If you don't show these people, why not refer to them? After the break out of the Dominion War, why wasn't Leyton a rallying call for disgruntled Starfleet Personel?

The 'waste' of Star Trek is they do a self contained episode with every single episode where every character development (or if not all, a shit load) is forgotten by the next writter and the next episode, as are the events. Where are the Warp speed limits? Solution Waves? Transwarp and Slipstream?

Posted: 2006-02-08 11:44am
by Crazedwraith
Alyeska wrote:I wonder how many people who are rallying against DS9 would think differently had DS9 had the time to have a proper ending and not make use od a Dues Ex style series finale episode.
DS9 had all the time in the world to do a decent finale, they just would have to ditch the baseball episode and the like and use them for the war story.

Posted: 2006-02-08 11:47am
by Bounty
Crazedwraith wrote:
Alyeska wrote:I wonder how many people who are rallying against DS9 would think differently had DS9 had the time to have a proper ending and not make use od a Dues Ex style series finale episode.
DS9 had all the time in the world to do a decent finale, they just would have to ditch the baseball episode and the like and use them for the war story.
The baseball episode was awesome. I don't get why people hate it so much...I can understand if you want to get rid of the MU episodes or the Ferengi comedy, but TMOTTH ?

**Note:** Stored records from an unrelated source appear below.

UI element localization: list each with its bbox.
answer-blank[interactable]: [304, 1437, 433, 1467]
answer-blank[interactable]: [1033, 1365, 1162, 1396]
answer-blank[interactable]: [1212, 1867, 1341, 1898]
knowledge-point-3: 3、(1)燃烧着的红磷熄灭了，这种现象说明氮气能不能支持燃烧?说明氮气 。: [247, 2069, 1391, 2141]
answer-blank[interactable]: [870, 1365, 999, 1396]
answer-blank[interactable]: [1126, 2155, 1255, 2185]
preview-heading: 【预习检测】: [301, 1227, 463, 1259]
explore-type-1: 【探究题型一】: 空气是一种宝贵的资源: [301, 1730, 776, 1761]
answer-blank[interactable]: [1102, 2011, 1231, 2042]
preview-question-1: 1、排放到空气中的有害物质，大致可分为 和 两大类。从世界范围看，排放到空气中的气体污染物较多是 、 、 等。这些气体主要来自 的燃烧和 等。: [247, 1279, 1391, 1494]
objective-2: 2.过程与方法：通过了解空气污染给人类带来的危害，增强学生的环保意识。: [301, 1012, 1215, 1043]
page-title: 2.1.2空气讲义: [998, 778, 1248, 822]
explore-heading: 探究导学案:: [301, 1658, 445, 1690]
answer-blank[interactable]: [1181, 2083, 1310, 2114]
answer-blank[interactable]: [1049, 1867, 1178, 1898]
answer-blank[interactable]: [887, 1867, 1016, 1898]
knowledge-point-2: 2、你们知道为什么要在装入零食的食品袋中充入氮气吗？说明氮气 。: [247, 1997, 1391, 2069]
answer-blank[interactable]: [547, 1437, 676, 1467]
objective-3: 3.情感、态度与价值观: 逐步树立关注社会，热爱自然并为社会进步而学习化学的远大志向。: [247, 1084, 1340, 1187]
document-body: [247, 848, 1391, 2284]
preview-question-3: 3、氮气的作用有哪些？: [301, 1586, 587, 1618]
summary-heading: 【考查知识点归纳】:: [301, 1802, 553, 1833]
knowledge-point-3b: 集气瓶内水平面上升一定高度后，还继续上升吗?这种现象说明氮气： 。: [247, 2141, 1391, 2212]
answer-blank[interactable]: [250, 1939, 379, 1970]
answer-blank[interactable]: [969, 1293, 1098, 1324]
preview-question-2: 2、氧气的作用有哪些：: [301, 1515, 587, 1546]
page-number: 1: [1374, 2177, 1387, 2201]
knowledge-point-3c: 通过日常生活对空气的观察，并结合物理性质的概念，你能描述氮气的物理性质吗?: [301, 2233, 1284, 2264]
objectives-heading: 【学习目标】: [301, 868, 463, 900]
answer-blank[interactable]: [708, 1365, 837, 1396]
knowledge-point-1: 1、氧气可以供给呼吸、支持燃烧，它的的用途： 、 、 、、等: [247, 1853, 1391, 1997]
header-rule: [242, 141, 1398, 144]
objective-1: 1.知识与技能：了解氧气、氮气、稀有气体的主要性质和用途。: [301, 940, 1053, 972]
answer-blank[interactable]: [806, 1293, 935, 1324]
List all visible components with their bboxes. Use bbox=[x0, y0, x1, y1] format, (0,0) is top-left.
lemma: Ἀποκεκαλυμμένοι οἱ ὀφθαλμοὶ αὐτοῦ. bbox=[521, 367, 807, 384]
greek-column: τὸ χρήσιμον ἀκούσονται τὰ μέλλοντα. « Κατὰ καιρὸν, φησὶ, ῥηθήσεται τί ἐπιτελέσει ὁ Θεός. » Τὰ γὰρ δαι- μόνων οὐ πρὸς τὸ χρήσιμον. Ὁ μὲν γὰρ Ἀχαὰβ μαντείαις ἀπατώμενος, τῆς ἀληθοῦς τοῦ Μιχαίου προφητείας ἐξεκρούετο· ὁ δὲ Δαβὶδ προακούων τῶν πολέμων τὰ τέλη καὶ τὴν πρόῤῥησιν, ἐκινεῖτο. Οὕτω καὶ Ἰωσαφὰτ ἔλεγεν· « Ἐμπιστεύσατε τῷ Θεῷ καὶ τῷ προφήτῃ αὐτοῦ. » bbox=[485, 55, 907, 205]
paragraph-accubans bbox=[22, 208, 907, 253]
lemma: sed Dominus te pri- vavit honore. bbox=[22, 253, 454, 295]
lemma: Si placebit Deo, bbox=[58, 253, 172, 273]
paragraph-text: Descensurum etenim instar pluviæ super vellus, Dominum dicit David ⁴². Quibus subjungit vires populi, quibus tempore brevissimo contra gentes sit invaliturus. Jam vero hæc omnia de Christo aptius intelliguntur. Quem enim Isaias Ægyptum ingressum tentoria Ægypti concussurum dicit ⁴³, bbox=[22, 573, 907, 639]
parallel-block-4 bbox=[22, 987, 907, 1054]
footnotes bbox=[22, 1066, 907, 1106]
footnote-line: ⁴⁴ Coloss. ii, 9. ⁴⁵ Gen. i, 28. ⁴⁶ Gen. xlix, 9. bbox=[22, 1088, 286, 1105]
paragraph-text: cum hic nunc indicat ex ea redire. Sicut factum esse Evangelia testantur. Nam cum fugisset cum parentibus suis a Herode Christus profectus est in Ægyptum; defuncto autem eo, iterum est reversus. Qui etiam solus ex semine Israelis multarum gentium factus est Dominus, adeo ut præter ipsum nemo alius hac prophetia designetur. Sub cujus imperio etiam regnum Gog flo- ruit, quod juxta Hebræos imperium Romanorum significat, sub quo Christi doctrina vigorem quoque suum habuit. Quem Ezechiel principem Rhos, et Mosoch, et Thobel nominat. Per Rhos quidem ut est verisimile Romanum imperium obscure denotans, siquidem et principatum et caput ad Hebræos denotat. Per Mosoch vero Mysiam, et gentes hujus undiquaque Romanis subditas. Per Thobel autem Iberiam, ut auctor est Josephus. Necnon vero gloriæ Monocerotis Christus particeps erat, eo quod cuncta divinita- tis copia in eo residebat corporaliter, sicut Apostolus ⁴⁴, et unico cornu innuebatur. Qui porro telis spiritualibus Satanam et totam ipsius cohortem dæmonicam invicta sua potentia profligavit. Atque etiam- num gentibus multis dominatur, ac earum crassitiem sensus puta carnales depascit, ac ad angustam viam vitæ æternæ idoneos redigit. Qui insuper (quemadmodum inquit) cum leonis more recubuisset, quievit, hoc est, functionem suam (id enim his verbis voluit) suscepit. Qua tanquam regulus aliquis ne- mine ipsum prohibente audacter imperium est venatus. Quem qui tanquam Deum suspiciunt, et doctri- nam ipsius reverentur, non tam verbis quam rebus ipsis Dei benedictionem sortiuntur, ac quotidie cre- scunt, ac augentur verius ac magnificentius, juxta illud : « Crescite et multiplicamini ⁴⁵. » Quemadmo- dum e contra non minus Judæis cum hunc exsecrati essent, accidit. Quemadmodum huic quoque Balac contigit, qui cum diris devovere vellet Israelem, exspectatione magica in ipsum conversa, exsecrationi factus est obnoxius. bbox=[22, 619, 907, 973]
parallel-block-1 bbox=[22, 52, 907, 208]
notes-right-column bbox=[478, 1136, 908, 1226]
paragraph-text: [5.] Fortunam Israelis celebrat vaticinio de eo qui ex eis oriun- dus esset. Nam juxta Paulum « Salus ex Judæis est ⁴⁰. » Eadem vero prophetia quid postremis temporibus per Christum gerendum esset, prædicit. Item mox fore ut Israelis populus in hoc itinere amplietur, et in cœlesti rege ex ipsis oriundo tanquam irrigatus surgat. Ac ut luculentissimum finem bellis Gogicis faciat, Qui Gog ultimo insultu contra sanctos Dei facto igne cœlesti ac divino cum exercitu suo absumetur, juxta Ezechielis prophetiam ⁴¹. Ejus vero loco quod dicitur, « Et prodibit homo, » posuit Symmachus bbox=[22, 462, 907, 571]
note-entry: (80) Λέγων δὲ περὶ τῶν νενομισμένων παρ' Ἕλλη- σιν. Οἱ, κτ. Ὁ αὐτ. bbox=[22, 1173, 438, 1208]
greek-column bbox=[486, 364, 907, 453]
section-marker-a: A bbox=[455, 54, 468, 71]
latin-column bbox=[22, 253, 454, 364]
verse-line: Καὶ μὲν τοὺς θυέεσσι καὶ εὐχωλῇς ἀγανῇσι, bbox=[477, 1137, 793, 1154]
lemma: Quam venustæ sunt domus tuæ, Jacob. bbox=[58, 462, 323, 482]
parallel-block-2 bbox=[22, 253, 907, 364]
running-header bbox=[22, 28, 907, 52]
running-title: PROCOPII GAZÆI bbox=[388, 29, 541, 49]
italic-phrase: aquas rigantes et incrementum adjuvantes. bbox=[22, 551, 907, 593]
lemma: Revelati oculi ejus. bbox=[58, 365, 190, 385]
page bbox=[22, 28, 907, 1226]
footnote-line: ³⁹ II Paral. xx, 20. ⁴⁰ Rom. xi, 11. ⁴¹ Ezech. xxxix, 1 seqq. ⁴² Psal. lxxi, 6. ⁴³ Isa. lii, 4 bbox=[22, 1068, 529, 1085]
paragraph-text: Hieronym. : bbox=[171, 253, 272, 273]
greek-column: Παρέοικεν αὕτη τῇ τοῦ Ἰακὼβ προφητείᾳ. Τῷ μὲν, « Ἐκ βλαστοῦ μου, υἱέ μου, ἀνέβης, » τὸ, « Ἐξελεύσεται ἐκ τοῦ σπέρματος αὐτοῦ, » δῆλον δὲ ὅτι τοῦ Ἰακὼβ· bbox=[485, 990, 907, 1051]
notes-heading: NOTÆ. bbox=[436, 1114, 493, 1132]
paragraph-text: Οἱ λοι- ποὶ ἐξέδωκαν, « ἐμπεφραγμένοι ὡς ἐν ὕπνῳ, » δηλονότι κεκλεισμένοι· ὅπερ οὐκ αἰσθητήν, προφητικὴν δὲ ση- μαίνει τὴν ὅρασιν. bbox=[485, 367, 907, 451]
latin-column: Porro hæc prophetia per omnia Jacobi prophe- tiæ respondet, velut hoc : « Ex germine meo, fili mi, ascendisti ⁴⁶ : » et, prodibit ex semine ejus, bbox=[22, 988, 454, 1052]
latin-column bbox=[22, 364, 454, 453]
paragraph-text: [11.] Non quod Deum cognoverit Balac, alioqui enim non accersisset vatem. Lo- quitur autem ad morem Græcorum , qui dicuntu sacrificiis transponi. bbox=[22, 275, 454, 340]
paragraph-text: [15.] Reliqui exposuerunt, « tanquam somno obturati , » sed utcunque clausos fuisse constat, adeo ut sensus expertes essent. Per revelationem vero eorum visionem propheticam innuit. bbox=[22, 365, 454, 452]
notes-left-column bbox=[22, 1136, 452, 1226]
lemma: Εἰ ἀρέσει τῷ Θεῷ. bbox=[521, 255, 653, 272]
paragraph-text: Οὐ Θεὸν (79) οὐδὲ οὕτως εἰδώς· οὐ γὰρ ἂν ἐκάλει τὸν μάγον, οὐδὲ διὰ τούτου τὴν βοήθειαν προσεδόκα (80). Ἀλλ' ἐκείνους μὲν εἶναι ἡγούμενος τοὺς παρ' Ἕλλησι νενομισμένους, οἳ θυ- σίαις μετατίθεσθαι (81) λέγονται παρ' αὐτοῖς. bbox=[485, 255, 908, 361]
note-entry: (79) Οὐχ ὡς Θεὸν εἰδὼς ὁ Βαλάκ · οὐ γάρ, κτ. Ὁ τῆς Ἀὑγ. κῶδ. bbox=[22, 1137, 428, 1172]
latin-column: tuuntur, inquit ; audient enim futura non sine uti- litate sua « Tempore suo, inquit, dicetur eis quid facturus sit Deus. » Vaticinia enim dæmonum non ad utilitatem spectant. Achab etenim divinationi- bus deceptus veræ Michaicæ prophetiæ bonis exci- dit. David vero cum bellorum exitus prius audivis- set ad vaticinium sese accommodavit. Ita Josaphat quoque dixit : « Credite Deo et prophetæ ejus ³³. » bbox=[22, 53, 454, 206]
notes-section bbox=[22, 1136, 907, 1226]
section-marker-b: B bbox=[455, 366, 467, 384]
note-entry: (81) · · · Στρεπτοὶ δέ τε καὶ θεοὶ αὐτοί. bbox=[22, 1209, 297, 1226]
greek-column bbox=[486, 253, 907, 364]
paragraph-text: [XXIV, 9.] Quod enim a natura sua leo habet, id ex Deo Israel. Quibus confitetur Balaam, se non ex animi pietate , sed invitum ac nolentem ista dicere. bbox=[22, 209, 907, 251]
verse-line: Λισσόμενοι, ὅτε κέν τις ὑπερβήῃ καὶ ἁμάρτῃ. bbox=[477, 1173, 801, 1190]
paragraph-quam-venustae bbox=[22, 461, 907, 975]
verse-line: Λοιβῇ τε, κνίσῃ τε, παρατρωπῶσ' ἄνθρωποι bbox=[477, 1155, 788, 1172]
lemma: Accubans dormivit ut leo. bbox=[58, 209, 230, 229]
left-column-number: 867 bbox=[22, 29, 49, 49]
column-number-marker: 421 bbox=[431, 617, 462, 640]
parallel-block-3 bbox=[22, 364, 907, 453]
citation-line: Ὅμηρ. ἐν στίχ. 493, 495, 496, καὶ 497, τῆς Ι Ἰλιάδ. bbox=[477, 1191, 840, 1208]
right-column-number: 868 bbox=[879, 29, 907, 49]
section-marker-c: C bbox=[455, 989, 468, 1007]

Posted: 2006-02-08 11:50am
by Spanky The Dolphin
Alyeska wrote:I wonder how many people who are rallying against DS9 would think differently had DS9 had the time to have a proper ending and not make use od a Dues Ex style series finale episode.
I only barely watched the series finale and I consider most of DS9 to be a waste; just a half-assed Babylon 5 copy without the suicide-inducing dialogue.

I'm personally almost ready to just swear off everything post-TOS. Overall, for me there's really nothing worth it anymore, and my childhood interest has gradually transformed from disinterest into hatred and contempt...

Posted: 2006-02-08 11:50am
by Crazedwraith
I thought it was a good episode it was merely an example on an episode that could have been done in any series and didn't advance the war plot at all.

Posted: 2006-02-08 11:56am
by Bounty
Overall, for me there's really nothing worth it anymore, and my childhood interest has gradually transformed from disinterest into hatred and contempt...
My, my, aren't we bitter...

Posted: 2006-02-08 12:00pm
by Spanky The Dolphin
I'm not bitter about it, I simply don't like it anymore. And it's not my fault that modern Star Trek has developed a bitter taste with time. It has become almost the ultimate expression in television mediocrity.

Posted: 2006-02-08 12:02pm
by Alyeska
Well for those of us who never saw B5, DS9 wasn't a copy of B5 and was quoite enjoyable in that sense.

Posted: 2006-02-08 05:41pm
by Sonnenburg
I've always enjoyed DS9. I think the reason was in part that they had the annoying character (because modern Trek must have an annoying character) and instead of saying, "They don't like Bashir, what's wrong with them?" they said "They don't like Bashir, what's wrong with him?" and fixed it.

Take Voyager, on the other hand, and it's "They don't like Neelix... perhaps more Neelix episodes will change their mind."